The Murky Origins Of Strawberry Shortcake

One of the most iconic entries in the American dessert lexicon, strawberry shortcake is a simple go-to for a relatively light, sweet-but-not-too-sweet, dependable dessert that always does the trick. At its core, it's a pretty simple dish: cakes or biscuits, fresh strawberries, and whipped cream. It's rarely gussied up and doesn't need much beyond its simplest components to be a wonderful treat. But how did it come about? Are there other variations? 

According to KCET, Native Americans made an iteration of shortcake in pre-colonial North America, mixing berries and cornmeal and baking them into a bread-like dessert. Global Kitchen Travels claims that later in 1588, an English cookbook boasted of a strawberry shortcake recipe that uses more of a scone-like base rather than a shortcake or cake. Another early-on encounter is outlined by Alan Davidson in "The Oxford Companion to Food" where he explains Shakespeare actually brought attention to a progenitor of the desserts in "The Merry Wives of Windsor" with a character named Alice Shortcake.

The earliest references and adaptations of shortcake

Despite those earlier references, the origins of this sweet treat are still debated and have evolved over time. For instance, strawberry shortcake is said to have originated in the mid-1800s, per LoveToKnow, and was mentioned in the 1847 cookbook "Miss Leslie's Ladies New Receipt Book", when it was called merely "strawberry cake." The Chicago Tribune also details an occurrence of the term in Washington Irving's "The Legend of Sleepy Hollow," published in 1820 where he writes about "sweet cakes and short cakes." While some modern versions use more of a cake-y element, traditional ones were made with flaky, crumbly shortcakes, which are more akin to biscuits. 

Originally, the dish was a sweet sandwich, with shortbread replacing the bread and mashed strawberries as the filling. It can also contain icing, frosting, whipped cream, or powdered sugar. Some other variated terms of the shortcake are "sponge cake, angel food, or even puff pastry" (via LovetoKnow). Often enjoyed in warmer climates, the light dessert is a standby that has ended many meals on a sweet note.

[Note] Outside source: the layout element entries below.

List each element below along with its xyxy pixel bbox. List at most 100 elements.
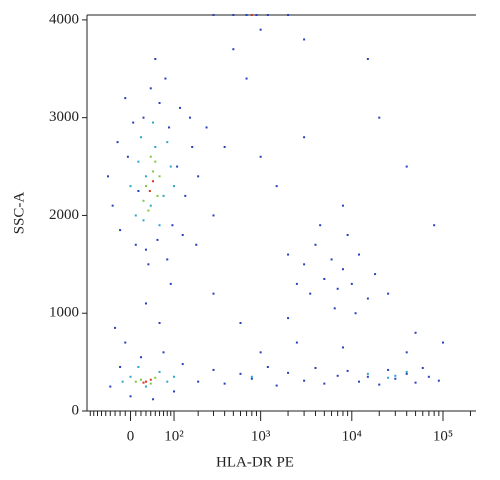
point bbox=[303, 263, 306, 266]
point bbox=[287, 371, 290, 374]
point bbox=[259, 351, 262, 354]
point bbox=[149, 204, 152, 207]
point bbox=[126, 155, 129, 158]
point bbox=[239, 372, 242, 375]
point bbox=[266, 14, 269, 16]
point bbox=[149, 155, 152, 158]
x-tick-label: 10⁵ bbox=[433, 428, 453, 444]
point bbox=[147, 263, 150, 266]
point bbox=[346, 369, 349, 372]
point bbox=[129, 395, 132, 398]
point bbox=[129, 375, 132, 378]
point bbox=[366, 375, 369, 378]
point bbox=[245, 14, 248, 16]
point bbox=[119, 229, 122, 232]
point bbox=[414, 381, 417, 384]
point bbox=[139, 378, 142, 381]
point bbox=[232, 48, 235, 51]
point bbox=[223, 382, 226, 385]
point bbox=[287, 14, 290, 16]
point bbox=[414, 331, 417, 334]
point bbox=[139, 136, 142, 139]
point bbox=[162, 194, 165, 197]
point bbox=[405, 351, 408, 354]
point bbox=[250, 14, 253, 16]
point bbox=[197, 175, 200, 178]
point bbox=[295, 341, 298, 344]
point bbox=[354, 312, 357, 315]
point bbox=[109, 385, 112, 388]
point bbox=[158, 102, 161, 104]
y-tick-label: 1000 bbox=[49, 305, 79, 321]
point bbox=[152, 121, 155, 124]
point bbox=[111, 204, 114, 207]
point bbox=[169, 165, 172, 168]
point bbox=[144, 175, 147, 178]
point bbox=[405, 372, 408, 375]
point bbox=[166, 258, 169, 261]
point bbox=[427, 375, 430, 378]
point bbox=[154, 160, 157, 163]
point bbox=[144, 385, 147, 388]
point bbox=[142, 381, 145, 384]
point bbox=[366, 372, 369, 375]
point bbox=[129, 185, 132, 188]
point bbox=[387, 292, 390, 295]
point bbox=[350, 282, 353, 285]
x-tick-label: 10³ bbox=[251, 428, 271, 444]
point bbox=[144, 185, 147, 188]
point bbox=[259, 155, 262, 158]
point bbox=[158, 224, 161, 227]
point bbox=[171, 224, 174, 227]
y-tick-label: 3000 bbox=[49, 109, 79, 125]
point bbox=[303, 379, 306, 382]
point bbox=[212, 14, 215, 16]
point bbox=[144, 248, 147, 251]
point bbox=[154, 376, 157, 379]
y-axis-label: SSC-A bbox=[11, 192, 27, 235]
point bbox=[154, 146, 157, 148]
point bbox=[147, 209, 150, 212]
point bbox=[212, 368, 215, 371]
point bbox=[295, 282, 298, 285]
point bbox=[142, 219, 145, 222]
point bbox=[239, 322, 242, 324]
point bbox=[330, 258, 333, 261]
y-tick-label: 2000 bbox=[49, 207, 79, 223]
point bbox=[336, 287, 339, 290]
point bbox=[378, 383, 381, 386]
point bbox=[152, 398, 155, 401]
point bbox=[116, 141, 119, 144]
point bbox=[232, 14, 235, 16]
point bbox=[358, 253, 361, 256]
point bbox=[158, 322, 161, 324]
point bbox=[152, 170, 155, 173]
point bbox=[212, 292, 215, 295]
point bbox=[142, 199, 145, 202]
point bbox=[405, 370, 408, 373]
point bbox=[137, 190, 140, 192]
point bbox=[245, 77, 248, 80]
point bbox=[314, 366, 317, 369]
point bbox=[166, 141, 169, 144]
point bbox=[205, 126, 208, 129]
point bbox=[168, 126, 171, 129]
point bbox=[366, 58, 369, 60]
point bbox=[287, 253, 290, 256]
point bbox=[394, 374, 397, 377]
point bbox=[303, 38, 306, 41]
point bbox=[124, 97, 127, 100]
point bbox=[250, 375, 253, 378]
point bbox=[323, 382, 326, 385]
point bbox=[137, 160, 140, 163]
point bbox=[437, 379, 440, 382]
point bbox=[181, 234, 184, 236]
point bbox=[309, 292, 312, 295]
point bbox=[162, 351, 165, 354]
point bbox=[433, 224, 436, 227]
point bbox=[394, 377, 397, 380]
point bbox=[323, 278, 326, 280]
point bbox=[144, 380, 147, 383]
y-tick-label: 4000 bbox=[49, 11, 79, 27]
point bbox=[191, 146, 194, 148]
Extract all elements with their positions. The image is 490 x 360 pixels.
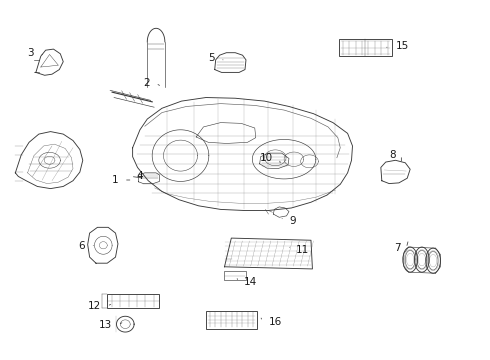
Bar	[224, 271, 246, 280]
Text: 2: 2	[143, 78, 150, 88]
Bar	[339, 39, 392, 56]
Text: 13: 13	[99, 320, 112, 330]
Text: 3: 3	[27, 48, 34, 58]
Text: 8: 8	[389, 150, 395, 160]
Text: 1: 1	[111, 175, 118, 185]
Text: 7: 7	[394, 243, 400, 253]
Bar	[107, 294, 159, 309]
Text: 5: 5	[208, 53, 215, 63]
Bar	[206, 311, 257, 329]
Text: 4: 4	[137, 171, 143, 181]
Text: 11: 11	[296, 245, 310, 255]
Text: 6: 6	[78, 241, 85, 251]
Text: 15: 15	[395, 41, 409, 51]
Text: 10: 10	[260, 153, 273, 163]
Text: 14: 14	[244, 277, 257, 287]
Text: 12: 12	[88, 301, 101, 311]
Text: 16: 16	[269, 317, 282, 327]
Text: 9: 9	[289, 216, 295, 226]
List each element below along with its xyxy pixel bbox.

The sweet tradition of strawberry shortcake

The Chicago Tribune highlights that while other fruit-centric shortcake recipes were attempted, nothing seemed to catch on with the same ferocity as the strawberry. While some may like to dispute whether it should be made with a biscuit or cake, the lines are blurred — and that's okay. The shortcake aspect is very much a matter of taste, and sometimes there's a geographic connection. For example, it's stated that Northern American cooks typically use sweetened biscuits, while Southerners create more cake-forward recipes.

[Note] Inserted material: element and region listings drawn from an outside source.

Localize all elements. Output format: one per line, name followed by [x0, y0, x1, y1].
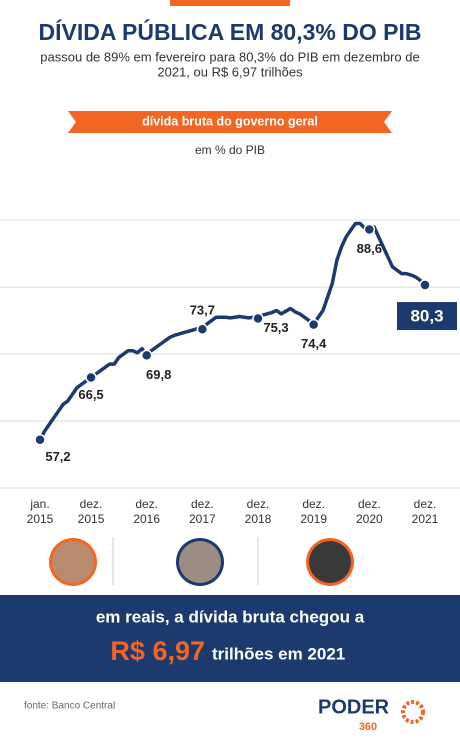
value-label: 57,2: [45, 449, 70, 464]
point: [419, 279, 431, 291]
subtitle: passou de 89% em fevereiro para 80,3% do…: [40, 49, 419, 64]
logo: PODER: [318, 696, 390, 718]
point: [307, 318, 320, 331]
value-label: 80,3: [410, 307, 443, 326]
point: [363, 223, 376, 236]
x-tick-label: 2018: [245, 512, 272, 526]
x-tick-label: dez.: [358, 497, 381, 511]
x-tick-label: dez.: [135, 497, 158, 511]
banner: [68, 111, 392, 133]
point: [140, 349, 153, 362]
point: [196, 323, 209, 336]
x-tick-label: dez.: [302, 497, 325, 511]
footer-text: trilhões em 2021: [212, 644, 345, 663]
x-tick-label: dez.: [191, 497, 214, 511]
x-tick-label: dez.: [247, 497, 270, 511]
x-tick-label: 2015: [27, 512, 54, 526]
footer-text: em reais, a dívida bruta chegou a: [96, 607, 365, 626]
x-tick-label: 2021: [412, 512, 439, 526]
source: fonte: Banco Central: [24, 701, 115, 712]
x-tick-label: 2020: [356, 512, 383, 526]
logo: 360: [359, 721, 377, 733]
value-label: 74,4: [301, 336, 327, 351]
x-tick-label: 2017: [189, 512, 216, 526]
plot: jan.2015dez.2015dez.2016dez.2017dez.2018…: [0, 219, 460, 526]
x-tick-label: jan.: [29, 497, 49, 511]
value-label: 88,6: [357, 241, 382, 256]
subtitle: 2021, ou R$ 6,97 trilhões: [157, 64, 303, 79]
point: [34, 434, 46, 446]
value-label: 73,7: [190, 303, 215, 318]
top-accent: [170, 0, 290, 6]
x-tick-label: 2015: [78, 512, 105, 526]
footer-band: [0, 595, 460, 682]
point: [85, 371, 97, 384]
value-label: 69,8: [146, 367, 171, 382]
line: [38, 221, 427, 441]
banner-text: dívida bruta do governo geral: [142, 114, 318, 128]
x-tick-label: 2019: [300, 512, 327, 526]
president-photo: [52, 541, 94, 583]
chart-title: DÍVIDA PÚBLICA EM 80,3% DO PIB: [39, 18, 422, 45]
x-tick-label: 2016: [133, 512, 160, 526]
unit-label: em % do PIB: [195, 143, 265, 157]
president-photo: [309, 541, 351, 583]
value-box: [397, 302, 457, 331]
x-tick-label: dez.: [414, 497, 437, 511]
value-label: 66,5: [78, 387, 103, 402]
value-label: 75,3: [263, 320, 288, 335]
footer-amount: R$ 6,97: [110, 636, 205, 666]
point: [252, 312, 264, 325]
x-tick-label: dez.: [80, 497, 103, 511]
president-photo: [179, 541, 221, 583]
logo-mark: [401, 700, 425, 724]
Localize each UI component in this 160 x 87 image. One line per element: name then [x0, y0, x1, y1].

There is nothing froufrou or hoity-toity about strawberry shortcakes, and that simplicity is one reason for its long-running popularity. While full-size cakes can be called a "strawberry shortcake" just as you would call a classic, single serving, the flavor and approach remains the same. You probably have the bulk of what you need in your pantry as we speak, especially with this recipe that calls for only five ingredients. Strawberries, biscuits, sugar, vanilla extract, and a mountain of whipped cream — it's hard to beat.